Мы замолчали. Я увидела, что у нее под рукой пепельница, набитая сигаретными окурками, а прямо перед ней, на сложенном ремешке, ее старые школьные часы. Я подошла к окну; посмотрела на улицу сквозь стекло. «Это невозможно», повторяла я сама себе, думая о Гвидо. Я бы хоть до утра сидела так у окна, наблюдая за небом для нее, попроси она меня.

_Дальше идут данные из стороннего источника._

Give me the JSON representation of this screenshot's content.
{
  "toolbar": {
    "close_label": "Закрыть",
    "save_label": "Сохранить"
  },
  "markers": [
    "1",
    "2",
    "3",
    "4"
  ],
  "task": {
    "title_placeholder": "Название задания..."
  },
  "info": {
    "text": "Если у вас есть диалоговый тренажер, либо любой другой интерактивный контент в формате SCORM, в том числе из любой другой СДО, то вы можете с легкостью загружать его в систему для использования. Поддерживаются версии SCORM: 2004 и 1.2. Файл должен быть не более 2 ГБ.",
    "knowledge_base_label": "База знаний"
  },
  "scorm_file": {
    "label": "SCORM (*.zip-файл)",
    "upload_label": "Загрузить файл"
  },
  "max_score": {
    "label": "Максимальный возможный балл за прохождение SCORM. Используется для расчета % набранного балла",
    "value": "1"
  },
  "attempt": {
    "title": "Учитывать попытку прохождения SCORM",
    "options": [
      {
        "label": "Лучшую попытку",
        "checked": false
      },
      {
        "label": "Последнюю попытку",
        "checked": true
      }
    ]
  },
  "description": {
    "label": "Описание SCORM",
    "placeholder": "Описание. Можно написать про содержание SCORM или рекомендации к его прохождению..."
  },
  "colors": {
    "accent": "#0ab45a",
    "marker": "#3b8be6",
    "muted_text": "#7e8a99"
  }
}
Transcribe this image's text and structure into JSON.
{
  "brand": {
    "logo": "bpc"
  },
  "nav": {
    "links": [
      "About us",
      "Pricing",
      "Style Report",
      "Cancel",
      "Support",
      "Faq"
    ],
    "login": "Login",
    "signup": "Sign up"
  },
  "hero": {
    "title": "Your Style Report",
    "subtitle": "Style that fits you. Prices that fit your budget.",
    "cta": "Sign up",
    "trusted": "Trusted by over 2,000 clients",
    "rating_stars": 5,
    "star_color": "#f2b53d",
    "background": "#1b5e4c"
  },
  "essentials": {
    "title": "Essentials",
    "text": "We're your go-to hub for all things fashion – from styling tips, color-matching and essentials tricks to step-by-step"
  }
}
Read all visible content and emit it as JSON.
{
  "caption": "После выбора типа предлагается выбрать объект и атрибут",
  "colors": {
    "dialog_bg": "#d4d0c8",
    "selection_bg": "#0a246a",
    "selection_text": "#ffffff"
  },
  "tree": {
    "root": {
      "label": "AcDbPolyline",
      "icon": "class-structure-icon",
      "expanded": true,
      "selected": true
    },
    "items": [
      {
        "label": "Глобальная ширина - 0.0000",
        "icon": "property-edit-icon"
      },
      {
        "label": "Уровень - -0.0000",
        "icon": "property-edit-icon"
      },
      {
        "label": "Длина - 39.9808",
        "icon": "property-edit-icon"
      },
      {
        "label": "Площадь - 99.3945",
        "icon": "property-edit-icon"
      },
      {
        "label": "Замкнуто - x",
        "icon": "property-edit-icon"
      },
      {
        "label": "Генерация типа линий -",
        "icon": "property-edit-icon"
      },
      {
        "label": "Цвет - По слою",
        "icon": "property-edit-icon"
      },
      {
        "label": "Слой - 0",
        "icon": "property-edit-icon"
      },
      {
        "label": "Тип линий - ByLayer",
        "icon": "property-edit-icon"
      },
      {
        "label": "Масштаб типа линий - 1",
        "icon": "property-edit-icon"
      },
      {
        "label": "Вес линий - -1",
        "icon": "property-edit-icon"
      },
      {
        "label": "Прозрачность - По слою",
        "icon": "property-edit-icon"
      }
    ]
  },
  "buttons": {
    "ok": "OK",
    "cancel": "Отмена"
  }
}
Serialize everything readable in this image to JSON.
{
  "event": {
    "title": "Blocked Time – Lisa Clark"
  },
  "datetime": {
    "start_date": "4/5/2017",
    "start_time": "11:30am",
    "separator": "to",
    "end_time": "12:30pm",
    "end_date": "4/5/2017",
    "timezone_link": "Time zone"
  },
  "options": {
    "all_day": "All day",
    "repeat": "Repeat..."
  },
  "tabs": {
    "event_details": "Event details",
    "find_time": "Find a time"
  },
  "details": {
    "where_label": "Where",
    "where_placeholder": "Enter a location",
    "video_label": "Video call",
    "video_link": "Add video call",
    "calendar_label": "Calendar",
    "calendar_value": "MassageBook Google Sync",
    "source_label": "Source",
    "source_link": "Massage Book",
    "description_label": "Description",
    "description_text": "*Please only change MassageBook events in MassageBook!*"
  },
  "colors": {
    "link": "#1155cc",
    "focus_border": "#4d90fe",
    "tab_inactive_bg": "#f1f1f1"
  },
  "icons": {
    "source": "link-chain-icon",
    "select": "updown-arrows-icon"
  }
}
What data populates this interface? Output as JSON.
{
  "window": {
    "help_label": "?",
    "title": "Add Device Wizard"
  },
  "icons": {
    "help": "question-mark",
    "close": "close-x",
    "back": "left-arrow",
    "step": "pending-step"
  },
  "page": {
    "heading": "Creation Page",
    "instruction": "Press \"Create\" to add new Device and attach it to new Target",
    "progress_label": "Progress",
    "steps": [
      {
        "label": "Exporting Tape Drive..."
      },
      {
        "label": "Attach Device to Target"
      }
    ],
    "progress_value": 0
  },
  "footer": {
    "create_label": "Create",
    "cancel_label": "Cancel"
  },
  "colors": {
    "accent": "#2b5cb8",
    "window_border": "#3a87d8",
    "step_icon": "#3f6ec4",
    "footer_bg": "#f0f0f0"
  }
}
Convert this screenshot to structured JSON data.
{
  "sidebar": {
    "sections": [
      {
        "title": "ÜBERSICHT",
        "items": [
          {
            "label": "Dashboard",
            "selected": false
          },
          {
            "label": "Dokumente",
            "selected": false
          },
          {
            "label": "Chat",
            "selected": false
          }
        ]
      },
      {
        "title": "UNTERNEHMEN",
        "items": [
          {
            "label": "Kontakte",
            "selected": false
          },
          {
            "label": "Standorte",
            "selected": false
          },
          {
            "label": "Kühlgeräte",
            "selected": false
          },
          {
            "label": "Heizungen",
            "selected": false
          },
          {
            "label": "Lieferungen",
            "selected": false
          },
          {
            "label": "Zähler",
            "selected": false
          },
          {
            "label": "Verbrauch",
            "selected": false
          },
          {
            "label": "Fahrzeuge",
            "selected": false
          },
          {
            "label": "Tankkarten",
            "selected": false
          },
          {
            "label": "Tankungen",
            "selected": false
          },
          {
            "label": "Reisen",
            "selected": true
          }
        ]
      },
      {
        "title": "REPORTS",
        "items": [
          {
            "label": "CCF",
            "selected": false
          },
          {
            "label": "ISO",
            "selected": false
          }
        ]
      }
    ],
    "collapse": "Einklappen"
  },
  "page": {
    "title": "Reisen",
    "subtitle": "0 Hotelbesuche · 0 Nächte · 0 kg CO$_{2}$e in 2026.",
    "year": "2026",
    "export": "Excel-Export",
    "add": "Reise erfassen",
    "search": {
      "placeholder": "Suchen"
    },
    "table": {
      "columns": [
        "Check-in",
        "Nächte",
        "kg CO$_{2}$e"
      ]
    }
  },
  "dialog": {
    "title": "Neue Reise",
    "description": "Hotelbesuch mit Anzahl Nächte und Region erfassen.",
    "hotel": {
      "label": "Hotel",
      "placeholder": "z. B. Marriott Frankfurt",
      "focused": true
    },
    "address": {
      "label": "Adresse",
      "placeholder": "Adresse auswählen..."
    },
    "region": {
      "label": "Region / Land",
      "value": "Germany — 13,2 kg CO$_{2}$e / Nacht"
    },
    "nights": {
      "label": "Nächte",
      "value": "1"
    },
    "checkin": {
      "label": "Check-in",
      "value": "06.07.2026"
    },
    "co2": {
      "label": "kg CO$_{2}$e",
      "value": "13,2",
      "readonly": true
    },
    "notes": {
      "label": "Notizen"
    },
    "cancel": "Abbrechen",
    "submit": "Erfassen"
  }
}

Стояла спокойная звездная ночь, из тех, когда видно, как пролетают самолеты, весело подмигивая фарами, словно лукавыми глазами. «Не волнуйся, – прошептала я, – погода ясная».
6 апреля
Мне уже некоторое время часто случается возвращаться мыслями к прошлому. Я перечитываю старые бумаги, стихи, которые писала в пансионе, а тетрадь лежит в стороне: может, оттого что я не отваживаюсь столкнуться лицом к лицу с настоящим. По вечерам, пока остальные спят, я перечитываю письма, которыми мы с Микеле обменивались, обручившись, или те, что он писал мне из Африки. Я их все перечла, и все же мне почему-то кажется, будто их не Микеле писал, а человек, с которым у меня совсем иной уровень откровенности, чем с ним. Гвидо, к примеру. Я даже с ним разговариваю, читая эти письма, и с горечью подвожу его к выводу о хрупкости любви, словно я не с Микеле, а с ним делила те иллюзии, которые не воплотились в жизнь.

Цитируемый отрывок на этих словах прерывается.